MILAN (Reuters) - Men’s tailored suits took on eccentric furs, ruby pins and touches of neoprene as designers mixed traditional styles with quirkiness at Milan’s autumn/winter fashion shows.
From Giorgio Armani to Prada, fashion houses offered large-shouldered coats, rubber-soled shoes and pleated trousers at presentations which ended on Tuesday.
“It is not easy to reinvent menswear tradition. There are different ways of being classic,” Armani told reporters after his show, where Taiwan-born violinist Ray Chen performed.
Ermenegildo Zegna used sophisticated fabrics such as carded silk and cropped deerskin for a sporty collection of double-breasted suits and turtleneck knitwear, aimed at wealthy travelers wanting to dress comfortably.
Armani and Gucci also mixed classic looks and colors as Italian designers looked to persuade shoppers to make room in their wardrobes for garments tailored to their personality.
Orders of Italian menswear for the 2013 spring/summer season have fallen 8 percent despite demand from China, Italy’s textile and fashion body Sistema Moda Italia (SMI) said in a report.
Prada offered young globetrotters straight sweaters and fitting trousers in a variety of blue, red and yellow.
“One thing is nostalgia and another is knowledge of the past,” Miuccia Prada told reporters after her show, whose display space was turned into an urban loft adorned with Knoll furniture.
Informal lines inspired Fendi, which created oversized fur coats and rubber-soled shoes while British luxury brand Burberry presented its traditional raincoats in a new range of materials and colors.
Burberry on Tuesday reported forecast-beating revenue growth in the three months to end-December, helped by strong Chinese demand in the run-up to Christmas.
A rebound in China also boosted fourth-quarter sales at Salvatore Ferragamo, Chief Executive Michele Norsa told reporters on Sunday.
If most designers including PPR’s Gucci preferred clean cuts for their collections, fashion houses Versace, Dolce & Gabbana and Roberto Cavalli celebrated eccentric glamour.

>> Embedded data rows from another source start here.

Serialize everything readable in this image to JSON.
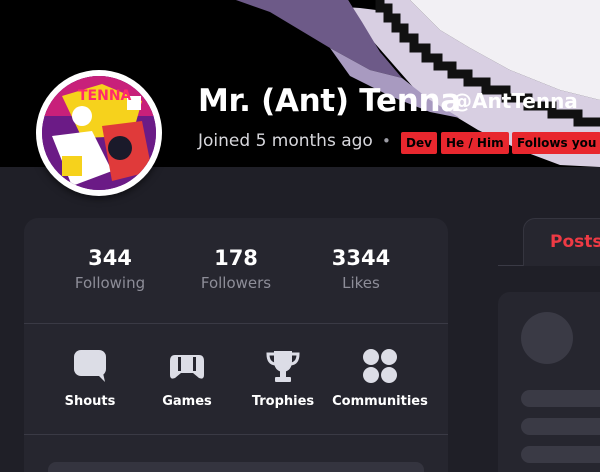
{
  "profile": {
    "display_name": "Mr. (Ant) Tenna",
    "handle": "@AntTenna",
    "joined": "Joined 5 months ago",
    "separator": "•",
    "badges": [
      "Dev",
      "He / Him",
      "Follows you"
    ]
  },
  "stats": [
    {
      "value": "344",
      "label": "Following"
    },
    {
      "value": "178",
      "label": "Followers"
    },
    {
      "value": "3344",
      "label": "Likes"
    }
  ],
  "nav": [
    {
      "label": "Shouts",
      "icon": "speech-bubble-icon"
    },
    {
      "label": "Games",
      "icon": "gamepad-icon"
    },
    {
      "label": "Trophies",
      "icon": "trophy-icon"
    },
    {
      "label": "Communities",
      "icon": "communities-icon"
    }
  ],
  "tabs": {
    "posts": "Posts"
  },
  "colors": {
    "accent_red": "#e8272e",
    "posts_tab_text": "#ee3a44",
    "card_bg": "#26262f",
    "page_bg": "#1f1f27"
  }
}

On the top floor of a building turned into a gentlemen’s club, Cavalli and his son Daniele presented sequined tuxedos, embroidered slippers and collections of bow-ties and animal-print cuff-links.
Dolce & Gabbana printed images of Madonnas and flowery motifs on garments, while designer Donatella Versace challenged men with laced lingerie worn under tuxedo jackets.